Today's subject is a little different than other features on Livlyhood given the seriousness of the topic, but I think it's an important topic to share. Anne is the Founder & CEO of an amazing organization, Betrayal Trauma Recovery that helps women dealing with abuse. I met Anne through her podcast because she had my cousin Courtney on (remember her?) and then interviewed me about women getting back into the workforce after a hiatus.
I'm so thankful Anne was willing to share her story!
Tell us a little about yourself and your career
I'm passionate about stopping the harms of pornography, including the abusive behaviors many porn users exhibit. The podcast and services we provide at Betrayal Trauma Recovery help women who are victimized by their husband's pornography use and related abusive behaviors. Although the anti-pornography movement has always been a personal interest, I started fighting porn professionally (if you want to call it that:) in 2013, and I'm so grateful for the many brave women who I meet everyday who become their own hero as they gain the confidence and skills to face their husband's abuse and porn use.
How does your community of women you surround yourself with support you?
Betrayal Trauma Recovery wouldn't be effective without all the women from all over the world who daily share their heartache, experience, and hope. I employ six incredible, strong, skilled coaches, a social media employee, and six volunteers who work around the clock to make Betrayal Trauma Recovery happen. Every single woman that contributes to Betrayal Trauma Recovery has been in or is currently in a relationship with a pornography user - some of their husband's are still active users and exhibit abusive behaviors, others are in recovery and exhibit healthy behaviors. As women establish emotional and physical safety in our lives, we find true joy and peace.
Why did you start Betrayal Trauma Recovery?
I started Betrayal Trauma Recovery after going to therapists and other professionals for seven years trying to get help for my husband's porn use and "anger" problem. At the time, I didn't realize that I was experiencing abuse. When it comes to narcissistic abuse and emotional abuse, many women don't get the help they need from typical therapy. Much of the time, the therapist chalks up the problems to "communication issues". Abuse and porn use are not a couples issue. They are not a communication issue. And if I couldn't find it, neither could they!
The domestic violence shelter won't help unless you have bruises. Therapists aren't always super helpful, and can often traumatized abused women further by implying that she has some level of responsibility for the abusers actions. It's like I was screaming and yelling for help, looking for it anywhere and everywhere I could, and no one could articulate that I was in an emotionally abusive relationship. Abuse checklists never fit. The chaos created by my husband's lying, porn use and abuse were simply more than I could handle. The more I learned about how to establish emotional safety in my life, the more I realized I needed to start an organization that could address all these issues for women, so they didn't need to go through the trauma alone. Betrayal Trauma Recovery knows what is happening immediately, with no lag time, and can help immediately. Abused women don't need to train their therapists or church leaders - that's not fair. They need help. And BTR is the place that provides real help for women who desperately want to figure out how to create peace in their homes.
What do you wish you could go back and tell your younger self re: your career aspirations?
I was a jr. high teacher for nine years. I didn't really have career aspirations, I just wanted to live my life and travel. I was obsessed with working out and organizing my condo. I wanted to be a trophy wife! But then I married a man who repeatedly lied to me, used porn, and abused me emotionally for seven years.

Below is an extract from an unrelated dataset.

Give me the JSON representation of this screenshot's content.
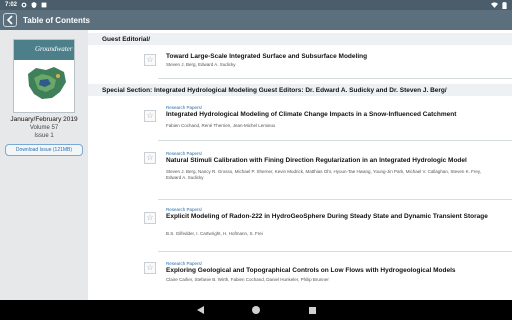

And after seven years of desperate attempts to establish safety and peace in my life failed, I became an expert on what TO DO and WHAT NOT TO DO when it comes to how to face your husband's porn use and abuse. So if I could go back in time, I'd tell myself - you're going to have to go through hell to get your dream job, but it will all be worth it. I absolutely love my job, and I'm so grateful for everything I've been through that enables me to effectively teach women how to establish emotional safety in their lives.
I am on the front lines of a traumatizing, bloody war zone everyday. Many women, including myself, have been made widows and their children orphans because of their husband's porn use. Women have emotional, financial, and medical problems to deal with that they didn't create. Being forced to clean up someone else's mess continually is exhausting and heartbreaking. But then I see so many women heal. They find happiness and hope! I believe people can change. When women establish safety in their lives, sometimes their husband chooses to truly change, it's beautiful! And sometimes he chooses to remain unsafe. But either way, women can heal and find peace.
What is your career-related mantra?
Almost everyday, after a long days work seeing the heartache, the pain, the chaos, and the corresponding hope, beauty and strength of so many women, I tell myself, "I WILL die eventually. All this will end, and we'll all be at peace with God who loves us." That's my mantra that keeps me going everyday. I work as hard as I can, doing what I can to keep women safe while I'm alive, and I'm so excited to be able to rest with everyone in safety on the other side.